Working Outside the Camp (Hebrews 13:11-25)
Fish Guts and the Kingdom of GodNancy Matheson Burns, CEO of food distributor Dole & Bailey, describes reconsidering her career choices when she became a Christian.[1] At the time, she was a fish buyer for her company. She spent her days up to her ankles in fish guts, as she describes it, contending with guys blasting her with foul language, surrounded by calendars with pictures of naked women. “I’ve got to get a job doing something holier,” she thought. “This is no place for a Christian.” So she applied for a job selling advertising for Christian radio stations. But she couldn’t shake the feeling that God put her in the fish guts for a reason. When she read passages such as this one in Hebrews, she noticed God usually kept Christians in difficult places, rather than whisking them away from them. So she decided to try an experiment. She bought a bunch of calendars with decent pictures. She took them on her rounds, tore down the girlie calendars, and put up the decent ones right in front of the guys’ faces. “Now you have something better to look at,” she said, “I hope it helps you have a better day.” The fish guys began to like her and respect her. Some days she was the only person who treated them with respect. She found she liked them too. She appreciated their work, and she enjoyed supplying her customers with fresh, safe, quality fish. Over time she rose to become CEO, and she turned the company into a workplace where all people are treated with dignity and respect, and leaders are selected and trained for the ability to serve employees, customers, and suppliers. |
The third work-related exhortation in chapter 13 is to “go to [Jesus] outside the camp and bear the abuse he endured” (Heb. 13:13). According to Hebrews 13:11–13, “The bodies of those animals whose blood is brought into the sanctuary by the high priest as a sacrifice for sin are burned outside the camp,” outside the realm of the holy, in the place of the unclean. “Jesus also suffered outside the city gate,” outside the camp, in the realm of the unholy, “to sanctify the people by his own blood.” Hebrews thus draws the lesson that we should also journey outside the camp and join Jesus there.
Many Christians work in places “outside the camp” of holiness, that is, in workplaces where hostility, ethical challenges, and suffering are regular occurrences.
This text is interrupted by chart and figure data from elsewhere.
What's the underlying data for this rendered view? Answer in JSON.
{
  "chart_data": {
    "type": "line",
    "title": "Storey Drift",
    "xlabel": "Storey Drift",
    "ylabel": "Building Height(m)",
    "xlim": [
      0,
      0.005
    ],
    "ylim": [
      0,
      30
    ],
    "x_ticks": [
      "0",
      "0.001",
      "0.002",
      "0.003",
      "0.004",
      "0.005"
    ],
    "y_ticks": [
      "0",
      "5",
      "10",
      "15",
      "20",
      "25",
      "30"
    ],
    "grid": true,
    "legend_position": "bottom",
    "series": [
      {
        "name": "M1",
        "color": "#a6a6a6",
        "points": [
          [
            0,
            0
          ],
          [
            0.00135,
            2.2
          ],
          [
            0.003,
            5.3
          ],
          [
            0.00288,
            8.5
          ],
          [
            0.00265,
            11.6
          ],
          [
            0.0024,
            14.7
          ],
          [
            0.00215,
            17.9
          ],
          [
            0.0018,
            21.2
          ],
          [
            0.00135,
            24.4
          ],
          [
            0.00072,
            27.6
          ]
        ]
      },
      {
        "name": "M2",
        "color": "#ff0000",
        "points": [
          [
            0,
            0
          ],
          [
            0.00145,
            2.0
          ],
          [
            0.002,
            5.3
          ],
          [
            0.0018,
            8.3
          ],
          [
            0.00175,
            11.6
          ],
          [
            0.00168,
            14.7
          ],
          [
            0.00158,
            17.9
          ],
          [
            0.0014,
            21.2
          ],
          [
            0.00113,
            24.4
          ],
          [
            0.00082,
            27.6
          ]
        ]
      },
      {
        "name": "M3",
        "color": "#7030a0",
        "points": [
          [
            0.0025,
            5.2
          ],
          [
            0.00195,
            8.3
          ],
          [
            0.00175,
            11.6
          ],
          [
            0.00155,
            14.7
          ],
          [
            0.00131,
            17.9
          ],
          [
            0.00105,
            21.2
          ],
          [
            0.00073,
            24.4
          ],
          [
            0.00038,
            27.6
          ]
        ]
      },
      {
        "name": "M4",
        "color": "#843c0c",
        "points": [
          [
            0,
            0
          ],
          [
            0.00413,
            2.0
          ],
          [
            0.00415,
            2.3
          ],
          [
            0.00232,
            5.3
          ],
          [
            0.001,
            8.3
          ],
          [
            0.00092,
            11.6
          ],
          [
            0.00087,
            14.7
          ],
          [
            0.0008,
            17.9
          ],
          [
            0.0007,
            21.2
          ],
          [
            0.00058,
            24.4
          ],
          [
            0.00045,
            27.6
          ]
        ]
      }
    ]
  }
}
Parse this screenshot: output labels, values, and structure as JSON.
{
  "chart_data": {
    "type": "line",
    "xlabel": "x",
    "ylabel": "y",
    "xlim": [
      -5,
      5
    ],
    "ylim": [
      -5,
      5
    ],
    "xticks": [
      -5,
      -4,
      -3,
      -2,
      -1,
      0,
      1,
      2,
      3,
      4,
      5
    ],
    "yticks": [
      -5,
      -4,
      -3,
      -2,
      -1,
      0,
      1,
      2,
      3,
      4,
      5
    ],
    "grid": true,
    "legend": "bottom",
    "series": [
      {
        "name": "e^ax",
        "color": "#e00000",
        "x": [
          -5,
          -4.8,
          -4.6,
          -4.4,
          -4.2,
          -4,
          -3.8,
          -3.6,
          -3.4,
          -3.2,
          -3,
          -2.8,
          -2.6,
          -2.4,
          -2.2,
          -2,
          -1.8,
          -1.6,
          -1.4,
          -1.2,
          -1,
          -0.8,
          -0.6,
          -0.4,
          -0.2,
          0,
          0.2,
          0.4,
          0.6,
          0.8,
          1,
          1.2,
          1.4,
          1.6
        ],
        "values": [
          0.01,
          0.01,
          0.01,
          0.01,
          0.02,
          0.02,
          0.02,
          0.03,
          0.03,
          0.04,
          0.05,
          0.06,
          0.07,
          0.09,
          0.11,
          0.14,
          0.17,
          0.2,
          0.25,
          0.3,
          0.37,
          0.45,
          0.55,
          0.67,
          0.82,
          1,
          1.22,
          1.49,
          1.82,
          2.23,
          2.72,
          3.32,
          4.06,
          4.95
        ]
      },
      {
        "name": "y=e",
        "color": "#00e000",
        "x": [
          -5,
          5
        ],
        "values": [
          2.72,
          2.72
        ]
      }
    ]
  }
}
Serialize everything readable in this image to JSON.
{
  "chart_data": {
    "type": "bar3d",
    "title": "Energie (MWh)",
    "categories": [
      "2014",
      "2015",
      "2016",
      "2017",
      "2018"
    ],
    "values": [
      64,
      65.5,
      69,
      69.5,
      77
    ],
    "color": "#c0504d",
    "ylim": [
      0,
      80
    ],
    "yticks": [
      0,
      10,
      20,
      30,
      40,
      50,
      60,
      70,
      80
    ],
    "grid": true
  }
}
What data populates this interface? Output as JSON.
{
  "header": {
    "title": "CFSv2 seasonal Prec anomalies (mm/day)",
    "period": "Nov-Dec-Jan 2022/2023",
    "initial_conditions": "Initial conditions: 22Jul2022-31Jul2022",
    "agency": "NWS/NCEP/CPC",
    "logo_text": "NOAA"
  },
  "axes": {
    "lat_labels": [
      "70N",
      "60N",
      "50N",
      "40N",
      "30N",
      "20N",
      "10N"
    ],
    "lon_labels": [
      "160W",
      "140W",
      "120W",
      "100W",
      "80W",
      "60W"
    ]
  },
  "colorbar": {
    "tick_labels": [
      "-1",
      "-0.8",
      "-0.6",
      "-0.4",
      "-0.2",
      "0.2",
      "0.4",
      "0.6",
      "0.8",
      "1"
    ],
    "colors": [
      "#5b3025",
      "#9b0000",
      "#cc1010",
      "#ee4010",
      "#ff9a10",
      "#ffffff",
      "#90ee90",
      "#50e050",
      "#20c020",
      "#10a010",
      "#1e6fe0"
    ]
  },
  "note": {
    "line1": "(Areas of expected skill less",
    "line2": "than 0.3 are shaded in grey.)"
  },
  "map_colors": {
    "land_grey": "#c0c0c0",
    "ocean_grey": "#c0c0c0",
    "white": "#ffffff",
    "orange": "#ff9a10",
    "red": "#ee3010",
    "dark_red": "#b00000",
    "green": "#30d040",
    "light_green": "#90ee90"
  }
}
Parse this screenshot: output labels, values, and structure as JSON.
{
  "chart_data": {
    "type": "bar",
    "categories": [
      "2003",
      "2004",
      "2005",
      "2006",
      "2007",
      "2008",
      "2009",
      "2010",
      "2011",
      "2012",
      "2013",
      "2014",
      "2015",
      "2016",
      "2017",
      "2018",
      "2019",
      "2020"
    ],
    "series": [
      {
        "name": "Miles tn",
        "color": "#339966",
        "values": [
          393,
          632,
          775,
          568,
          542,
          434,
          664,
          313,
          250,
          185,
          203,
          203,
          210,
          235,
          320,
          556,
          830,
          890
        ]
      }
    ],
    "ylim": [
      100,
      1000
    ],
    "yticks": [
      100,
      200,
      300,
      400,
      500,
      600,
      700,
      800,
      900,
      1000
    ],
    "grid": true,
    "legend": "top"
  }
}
Sometimes we feel that to follow Christ well, we need to find holier workplaces. But this passage from Hebrews shows us that the opposite is true. To follow Christ fully is to follow him to the places where his saving help is desperately needed, but not necessarily welcomed. Doing the work of Jesus’ kingdom entails suffering along with Jesus. The phrase “bearing his disgrace” echoes the faith of Moses, who chose the “disgrace of Christ” over the honor and treasures of Egypt (Heb. 11:24–26). This “disgrace” was the loss of honor and possessions mentioned earlier in the book. Sometimes, sacrificing our possessions, privileges, and status may be the only way we can help others. Yet helping others is precisely why God sends us to work “outside the camp” in the first place. “Do not neglect to do good and to share what you have, for such sacrifices are pleasing to God” (Heb. 13:16).
Nancy Matheson Burns (guest lecture in the Doctor of Ministry program at Gordon-Conwell Theological Seminary, Hamilton, MA, March 22, 2000).